L’année 2024 a été un moment charnière pour les finances publiques du Gabon. Face à un environnement économique mondial complexe, le pays a révisé ses prévisions budgétaires pour mieux répondre aux défis internes. La révision des prévisions de la loi de finances initiale (LFI) vers la loi de finances rectificative (LFR) a révélé des ajustements significatifs dans plusieurs secteurs, notamment les recettes, les dépenses, l’endettement et les projets d’infrastructure. Ces révisions visaient à répondre aux besoins immédiats de financement, à renforcer la position macroéconomique et à maintenir la stabilité dans un contexte de croissance modérée.

La loi de finances initiale (LFI) 2024 avait prévu des recettes totales s’élevant à 2834,9 mds de F CFA, mais la Loi de finances rectificative (LFR) a réajusté ce montant à 2970,2 mds de F CFA, soit une augmentation de 135,3 mds de FCFA représentant une hausse de 5  %. Cette révision à la hausse est due en grande partie à une meilleure performance des recettes hors pétrole et mines qui ont augmenté de 145,7 mds de FCFA (+15  %), atteignant un total de 1099 mds de F  CFA dans la LFR, contre 953 mds de F  CFA dans la LFI. Les recettes provenant des taxes et des droits de douane ont également contribué à cette hausse, bien que les revenus issus des secteurs pétrolier et minier aient montré une légère contraction. Les recettes fiscales ont, en effet, diminué de 0,5%, passant de 1797,6 mds de FCFA dans la LFI à 1787,8 mds de F CFA dans la LFR. 

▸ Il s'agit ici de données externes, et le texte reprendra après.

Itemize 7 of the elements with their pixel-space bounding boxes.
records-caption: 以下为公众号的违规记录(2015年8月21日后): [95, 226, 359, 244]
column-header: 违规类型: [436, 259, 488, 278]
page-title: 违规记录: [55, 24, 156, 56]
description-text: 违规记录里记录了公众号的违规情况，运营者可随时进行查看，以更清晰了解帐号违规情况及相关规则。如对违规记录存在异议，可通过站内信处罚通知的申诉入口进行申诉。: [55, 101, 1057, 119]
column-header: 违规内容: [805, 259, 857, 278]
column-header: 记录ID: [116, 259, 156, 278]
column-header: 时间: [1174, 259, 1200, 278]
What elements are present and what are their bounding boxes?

Cette baisse est essentiellement attribuée à la baisse des contributions des sociétés pétrolières et minières qui continuent d’être des piliers de l’économie gabonaise, mais dont la performance a été affectée par les prix mondiaux des matières premières et les incertitudes économiques. Ces ajustements montrent que, malgré les efforts pour élargir l’assiette fiscale, le Gabon reste encore fortement dépendant des secteurs extractifs, ce qui continue de limiter la diversification de l’économie. Néanmoins, la hausse des autres recettes et l’optimisation de la collecte fiscale sont des signes encourageants d’une volonté de renforcer les sources de financement internes pour réduire cette dépendance.

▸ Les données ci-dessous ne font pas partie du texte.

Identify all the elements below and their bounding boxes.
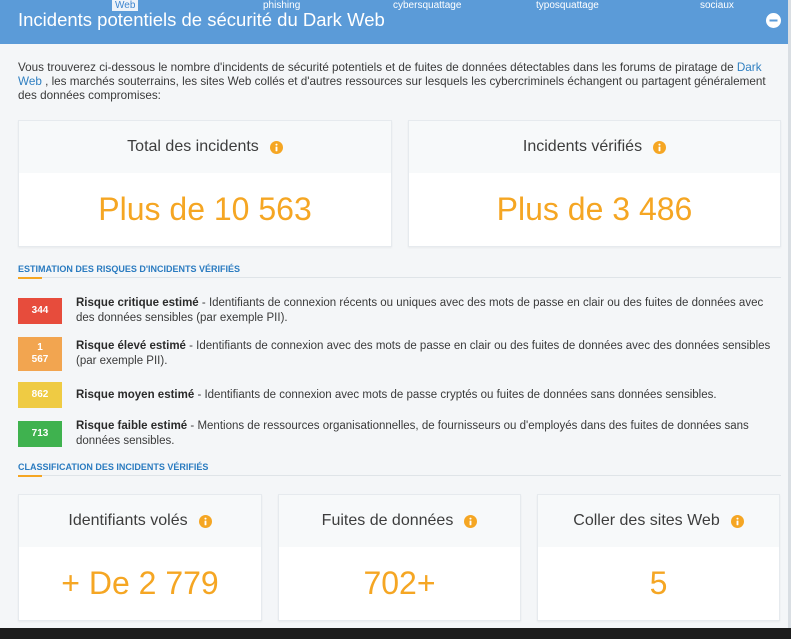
risk-count-badge: 862 bbox=[18, 382, 62, 408]
risk-row-high: 1 567 Risque élevé estimé - Identifiants… bbox=[18, 337, 780, 371]
dark-web-panel: Incidents potentiels de sécurité du Dark… bbox=[0, 0, 788, 628]
risk-count-badge: 713 bbox=[18, 421, 62, 447]
intro-text-after: , les marchés souterrains, les sites Web… bbox=[18, 75, 766, 102]
info-icon[interactable] bbox=[269, 140, 283, 154]
card-value: 702+ bbox=[363, 565, 436, 601]
risk-count-badge: 1 567 bbox=[18, 337, 62, 371]
tab-typosquattage[interactable]: typosquattage bbox=[536, 0, 599, 11]
stolen-credentials-card: Identifiants volés + De 2 779 bbox=[18, 494, 262, 621]
risk-count: 1 567 bbox=[31, 342, 49, 365]
info-icon[interactable] bbox=[198, 514, 212, 528]
card-label: Fuites de données bbox=[321, 512, 454, 529]
card-header: Incidents vérifiés bbox=[409, 121, 780, 173]
info-icon[interactable] bbox=[653, 140, 667, 154]
risk-count-badge: 344 bbox=[18, 298, 62, 324]
risk-description: Risque élevé estimé - Identifiants de co… bbox=[76, 339, 776, 369]
section-title: CLASSIFICATION DES INCIDENTS VÉRIFIÉS bbox=[18, 462, 209, 472]
risk-row-medium: 862 Risque moyen estimé - Identifiants d… bbox=[18, 382, 780, 408]
card-value: Plus de 3 486 bbox=[496, 191, 693, 227]
risk-row-critical: 344 Risque critique estimé - Identifiant… bbox=[18, 296, 780, 326]
card-label: Identifiants volés bbox=[68, 512, 188, 529]
card-value: 5 bbox=[649, 565, 668, 601]
data-leaks-card: Fuites de données 702+ bbox=[278, 494, 521, 621]
risk-description: Risque faible estimé - Mentions de resso… bbox=[76, 419, 776, 449]
card-header: Total des incidents bbox=[19, 121, 391, 173]
risk-count: 713 bbox=[31, 428, 49, 439]
tab-cybersquattage[interactable]: cybersquattage bbox=[393, 0, 461, 11]
panel-title: Incidents potentiels de sécurité du Dark… bbox=[18, 9, 385, 30]
risk-count: 862 bbox=[31, 389, 49, 400]
card-header: Coller des sites Web bbox=[538, 495, 779, 547]
card-header: Fuites de données bbox=[279, 495, 520, 547]
card-value: Plus de 10 563 bbox=[98, 191, 312, 227]
risk-description: Risque critique estimé - Identifiants de… bbox=[76, 296, 776, 326]
tab-phishing[interactable]: phishing bbox=[263, 0, 300, 11]
info-icon[interactable] bbox=[730, 514, 744, 528]
card-label: Incidents vérifiés bbox=[522, 138, 643, 155]
risk-count: 344 bbox=[31, 305, 49, 316]
card-header: Identifiants volés bbox=[19, 495, 261, 547]
card-label: Total des incidents bbox=[127, 138, 259, 155]
card-label: Coller des sites Web bbox=[573, 512, 720, 529]
tab-web[interactable]: Web bbox=[112, 0, 139, 11]
intro-text-before: Vous trouverez ci-dessous le nombre d'in… bbox=[18, 61, 737, 74]
info-icon[interactable] bbox=[464, 514, 478, 528]
risk-description: Risque moyen estimé - Identifiants de co… bbox=[76, 388, 776, 403]
classification-section-heading: CLASSIFICATION DES INCIDENTS VÉRIFIÉS bbox=[18, 459, 781, 477]
section-title: ESTIMATION DES RISQUES D'INCIDENTS VÉRIF… bbox=[18, 264, 240, 274]
risk-level: Risque moyen estimé bbox=[76, 388, 195, 401]
risk-detail: - Identifiants de connexion avec mots de… bbox=[197, 388, 717, 401]
intro-text: Vous trouverez ci-dessous le nombre d'in… bbox=[18, 61, 780, 103]
risk-level: Risque élevé estimé bbox=[76, 340, 186, 352]
risk-section-heading: ESTIMATION DES RISQUES D'INCIDENTS VÉRIF… bbox=[18, 261, 781, 279]
risk-level: Risque critique estimé bbox=[76, 297, 199, 309]
risk-list: 344 Risque critique estimé - Identifiant… bbox=[18, 296, 780, 449]
verified-incidents-card: Incidents vérifiés Plus de 3 486 bbox=[408, 120, 781, 247]
card-value: + De 2 779 bbox=[61, 565, 219, 601]
tab-sociaux[interactable]: sociaux bbox=[700, 0, 734, 11]
minus-circle-icon[interactable] bbox=[766, 13, 781, 28]
risk-level: Risque faible estimé bbox=[76, 420, 188, 432]
panel-header: Incidents potentiels de sécurité du Dark… bbox=[0, 0, 788, 44]
risk-row-low: 713 Risque faible estimé - Mentions de r… bbox=[18, 419, 780, 449]
bottom-bar bbox=[0, 628, 791, 639]
total-incidents-card: Total des incidents Plus de 10 563 bbox=[18, 120, 392, 247]
paste-sites-card: Coller des sites Web 5 bbox=[537, 494, 780, 621]
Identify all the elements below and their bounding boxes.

Ajustement face aux projets d’infrastructure

En ce qui concerne les dépenses publiques, la LFR 2024 a révélé une augmentation notable, avec un ratio de 23% du PIB, contre 19,1% du PIB prévu dans la LFI. En valeur absolue, les dépenses ont été révisées à 2970,2 mds de FCFA, ce qui représente une augmentation de 5% par rapport aux prévisions initiales de 2834,9 mds de F CFA. Cette révision a été dirigée en grande partie vers le financement de projets d’infrastructure vitaux pour soutenir la croissance à long terme. Des investissements significatifs ont été alloués à la réhabilitation des infrastructures de transport et énergétiques ainsi qu’à des projets visant à renforcer les capacités productives du pays. L’augmentation des dépenses sociales a également été une priorité, avec un focus particulier sur l’éducation et la santé, des secteurs clés pour le développement humain. 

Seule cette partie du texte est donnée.